A redução gradual e consistente das taxas de juro e, consequentemente, dos encargos sobre a dívida pública (gasto estéril que hoje compromete cerca de 40% da receita tributária do governo federal) passará a ser um grande indutor do desenvolvimento do país.

A urgentíssima necessidade de moderação do juro básico nos remete à questão fundamental do outro programa orçamentário plurianual, o financeiro, dentro da nova gestão fiscal federal. Uma vez obtido o resgate da estabilidade, numa trajetória orçamentária plurianual, seria possível obter economias enormes do lado financeiro do orçamento.

Tanto a composição extremamente indexada da dívida federal como sua rolagem onerosa nos dão indicação da ineficiência da gestão financeira do Estado. Não fosse assim, não tería­mos o duvidoso mérito de sermos o país campeão do mundo em gastos financeiros sobre a dívida pública bruta por anos seguidos.

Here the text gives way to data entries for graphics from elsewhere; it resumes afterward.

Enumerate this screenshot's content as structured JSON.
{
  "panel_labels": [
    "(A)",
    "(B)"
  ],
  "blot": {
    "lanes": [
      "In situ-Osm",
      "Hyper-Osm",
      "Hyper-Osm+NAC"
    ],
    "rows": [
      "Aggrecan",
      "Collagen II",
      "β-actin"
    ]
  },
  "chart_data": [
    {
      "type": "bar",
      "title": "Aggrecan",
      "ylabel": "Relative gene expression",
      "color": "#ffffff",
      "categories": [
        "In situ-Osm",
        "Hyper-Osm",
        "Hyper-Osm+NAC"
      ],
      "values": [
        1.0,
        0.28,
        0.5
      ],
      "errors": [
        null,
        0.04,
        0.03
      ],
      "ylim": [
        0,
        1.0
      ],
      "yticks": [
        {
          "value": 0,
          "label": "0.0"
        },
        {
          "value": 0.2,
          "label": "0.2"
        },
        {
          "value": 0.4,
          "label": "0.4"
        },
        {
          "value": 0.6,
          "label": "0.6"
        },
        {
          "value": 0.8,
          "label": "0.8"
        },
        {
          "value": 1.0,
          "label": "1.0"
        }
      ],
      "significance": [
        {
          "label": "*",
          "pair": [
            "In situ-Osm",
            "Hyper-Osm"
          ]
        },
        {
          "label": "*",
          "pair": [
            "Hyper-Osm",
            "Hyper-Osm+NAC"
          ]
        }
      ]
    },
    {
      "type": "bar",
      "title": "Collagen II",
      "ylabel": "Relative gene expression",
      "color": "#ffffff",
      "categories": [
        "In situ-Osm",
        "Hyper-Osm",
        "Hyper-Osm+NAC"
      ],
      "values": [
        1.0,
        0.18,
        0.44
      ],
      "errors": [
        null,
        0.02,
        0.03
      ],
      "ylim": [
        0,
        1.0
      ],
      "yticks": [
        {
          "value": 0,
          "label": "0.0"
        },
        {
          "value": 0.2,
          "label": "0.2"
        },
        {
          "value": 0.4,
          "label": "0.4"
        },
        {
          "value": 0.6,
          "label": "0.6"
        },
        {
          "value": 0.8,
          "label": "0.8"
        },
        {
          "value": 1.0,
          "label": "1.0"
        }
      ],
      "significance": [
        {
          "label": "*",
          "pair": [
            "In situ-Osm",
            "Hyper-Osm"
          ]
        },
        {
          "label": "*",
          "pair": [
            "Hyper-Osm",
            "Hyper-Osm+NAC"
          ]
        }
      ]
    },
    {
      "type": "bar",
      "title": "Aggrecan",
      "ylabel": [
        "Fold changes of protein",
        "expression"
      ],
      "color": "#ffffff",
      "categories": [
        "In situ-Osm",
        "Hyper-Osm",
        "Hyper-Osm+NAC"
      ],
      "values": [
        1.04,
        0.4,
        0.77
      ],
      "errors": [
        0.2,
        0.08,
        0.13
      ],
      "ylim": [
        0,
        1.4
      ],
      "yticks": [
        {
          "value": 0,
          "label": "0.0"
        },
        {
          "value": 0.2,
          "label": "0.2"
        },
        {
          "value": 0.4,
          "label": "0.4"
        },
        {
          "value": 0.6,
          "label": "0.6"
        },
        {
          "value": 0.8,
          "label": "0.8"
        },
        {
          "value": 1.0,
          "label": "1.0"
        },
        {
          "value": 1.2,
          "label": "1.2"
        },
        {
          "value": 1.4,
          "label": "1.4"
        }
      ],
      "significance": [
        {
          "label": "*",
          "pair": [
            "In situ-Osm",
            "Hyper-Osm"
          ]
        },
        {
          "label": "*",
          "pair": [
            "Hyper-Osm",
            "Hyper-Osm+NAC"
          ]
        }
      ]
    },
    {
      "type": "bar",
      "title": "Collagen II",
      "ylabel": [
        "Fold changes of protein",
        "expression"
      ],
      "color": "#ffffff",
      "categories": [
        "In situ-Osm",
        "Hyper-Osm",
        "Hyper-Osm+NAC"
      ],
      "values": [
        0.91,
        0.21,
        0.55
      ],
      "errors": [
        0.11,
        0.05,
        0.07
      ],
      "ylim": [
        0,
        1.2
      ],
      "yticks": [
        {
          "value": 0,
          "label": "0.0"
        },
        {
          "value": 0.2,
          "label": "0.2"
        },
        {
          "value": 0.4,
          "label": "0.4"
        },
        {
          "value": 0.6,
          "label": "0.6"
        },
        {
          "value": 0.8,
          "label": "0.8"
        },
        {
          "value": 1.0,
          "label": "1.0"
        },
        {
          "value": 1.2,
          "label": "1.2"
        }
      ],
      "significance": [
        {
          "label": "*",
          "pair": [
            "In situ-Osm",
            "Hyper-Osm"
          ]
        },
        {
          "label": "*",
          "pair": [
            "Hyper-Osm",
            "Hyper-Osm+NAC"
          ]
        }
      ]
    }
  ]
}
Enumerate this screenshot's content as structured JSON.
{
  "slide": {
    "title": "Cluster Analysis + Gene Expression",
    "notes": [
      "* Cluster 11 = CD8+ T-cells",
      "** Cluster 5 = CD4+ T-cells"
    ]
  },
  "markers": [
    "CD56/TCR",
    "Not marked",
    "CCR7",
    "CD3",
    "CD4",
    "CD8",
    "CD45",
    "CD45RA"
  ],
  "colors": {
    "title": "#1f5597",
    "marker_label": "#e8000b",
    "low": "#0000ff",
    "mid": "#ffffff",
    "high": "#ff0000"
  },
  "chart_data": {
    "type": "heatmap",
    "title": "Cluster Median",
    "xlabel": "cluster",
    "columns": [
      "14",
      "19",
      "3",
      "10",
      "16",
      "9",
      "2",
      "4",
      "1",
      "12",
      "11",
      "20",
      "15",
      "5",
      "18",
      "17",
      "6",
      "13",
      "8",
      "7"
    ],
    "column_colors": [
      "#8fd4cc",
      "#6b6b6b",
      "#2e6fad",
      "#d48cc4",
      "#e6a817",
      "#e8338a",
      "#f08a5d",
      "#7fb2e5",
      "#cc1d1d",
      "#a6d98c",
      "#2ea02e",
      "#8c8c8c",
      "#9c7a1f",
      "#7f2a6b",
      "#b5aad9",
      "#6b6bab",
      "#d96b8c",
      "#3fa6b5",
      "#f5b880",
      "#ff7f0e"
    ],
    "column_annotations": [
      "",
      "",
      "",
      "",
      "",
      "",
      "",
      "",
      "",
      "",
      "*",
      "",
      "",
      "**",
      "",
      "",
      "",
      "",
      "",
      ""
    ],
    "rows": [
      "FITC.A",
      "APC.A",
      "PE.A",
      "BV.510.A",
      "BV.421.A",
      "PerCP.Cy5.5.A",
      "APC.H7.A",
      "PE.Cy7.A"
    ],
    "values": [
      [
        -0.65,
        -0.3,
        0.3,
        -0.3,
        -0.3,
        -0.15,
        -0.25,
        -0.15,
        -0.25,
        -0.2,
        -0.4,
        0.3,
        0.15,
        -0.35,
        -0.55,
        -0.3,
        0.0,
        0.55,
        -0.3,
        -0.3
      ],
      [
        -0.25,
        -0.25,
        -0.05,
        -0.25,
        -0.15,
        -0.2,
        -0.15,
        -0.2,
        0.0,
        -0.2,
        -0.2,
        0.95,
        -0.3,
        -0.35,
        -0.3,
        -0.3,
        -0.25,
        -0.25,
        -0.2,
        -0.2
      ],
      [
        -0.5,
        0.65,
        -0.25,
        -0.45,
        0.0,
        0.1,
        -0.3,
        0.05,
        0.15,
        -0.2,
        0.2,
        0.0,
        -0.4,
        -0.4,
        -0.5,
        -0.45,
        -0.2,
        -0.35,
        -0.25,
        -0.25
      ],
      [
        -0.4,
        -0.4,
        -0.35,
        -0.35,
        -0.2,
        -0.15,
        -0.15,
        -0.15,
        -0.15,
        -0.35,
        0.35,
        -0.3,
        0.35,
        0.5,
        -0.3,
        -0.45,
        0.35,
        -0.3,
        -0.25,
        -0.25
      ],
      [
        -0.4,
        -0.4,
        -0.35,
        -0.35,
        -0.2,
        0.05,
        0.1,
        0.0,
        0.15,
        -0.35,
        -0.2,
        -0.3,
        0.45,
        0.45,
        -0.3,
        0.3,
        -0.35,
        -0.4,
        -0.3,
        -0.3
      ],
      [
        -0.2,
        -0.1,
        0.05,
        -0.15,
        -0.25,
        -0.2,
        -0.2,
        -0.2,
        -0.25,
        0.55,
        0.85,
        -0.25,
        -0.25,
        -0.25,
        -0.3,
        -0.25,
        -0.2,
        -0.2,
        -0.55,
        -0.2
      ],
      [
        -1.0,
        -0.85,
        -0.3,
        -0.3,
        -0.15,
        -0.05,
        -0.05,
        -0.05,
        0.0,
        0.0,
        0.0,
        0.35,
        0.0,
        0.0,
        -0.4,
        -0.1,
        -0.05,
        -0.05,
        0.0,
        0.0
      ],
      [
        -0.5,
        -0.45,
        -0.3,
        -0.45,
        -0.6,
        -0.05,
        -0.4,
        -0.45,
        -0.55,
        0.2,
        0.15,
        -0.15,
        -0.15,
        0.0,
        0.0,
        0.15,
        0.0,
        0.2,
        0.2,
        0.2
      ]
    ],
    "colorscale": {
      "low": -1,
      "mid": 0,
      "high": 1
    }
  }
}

O mais grave: em 2015, devemos ter superado os 9% do PIB em encargos financeiros públicos, representando um ônus muito superior ao que seria plausível esperar de um país que nem consta na lista dos mais endividados ou inseguros, política e financeiramente. Essa grave distorção nos custou um “excesso” de encargos da ordem de 3,5% do PIB no ano passado — um pagamento superior a 200 bilhões de reais.

Esse é o tamanho da economia potencial de recursos que podemos obter se conseguirmos implantar uma política fiscal mais rigorosa, aliada a uma política monetária menos gravosa. Uma parte substancial desses recursos bilionários, agora desperdiçada, poderia ser economizada e destinada à reconstrução da estabilidade fiscal do país e de sua prosperidade sustentada.

Como dissemos, 2016 será decepcionante apenas se a sociedade não conseguir vocalizar seu anseio por melhor oportunidade de progresso sustentado. A vontade está lá. Mas é difusa, daí se aproveitando os que tudo têm a perder se a hora da virada soar.

Muito pagamos pela boa sorte imerecida de uns poucos. Mas a cara de 2016 pode mudar. Afinal, o novo ano, carrancudo e duro, está apenas começando. Humor se troca. Confiança se reconstrói. Com jeito, aliás, se consegue trocar quase tudo que precisa ser trocado. Inclusive nosso destino recessivo.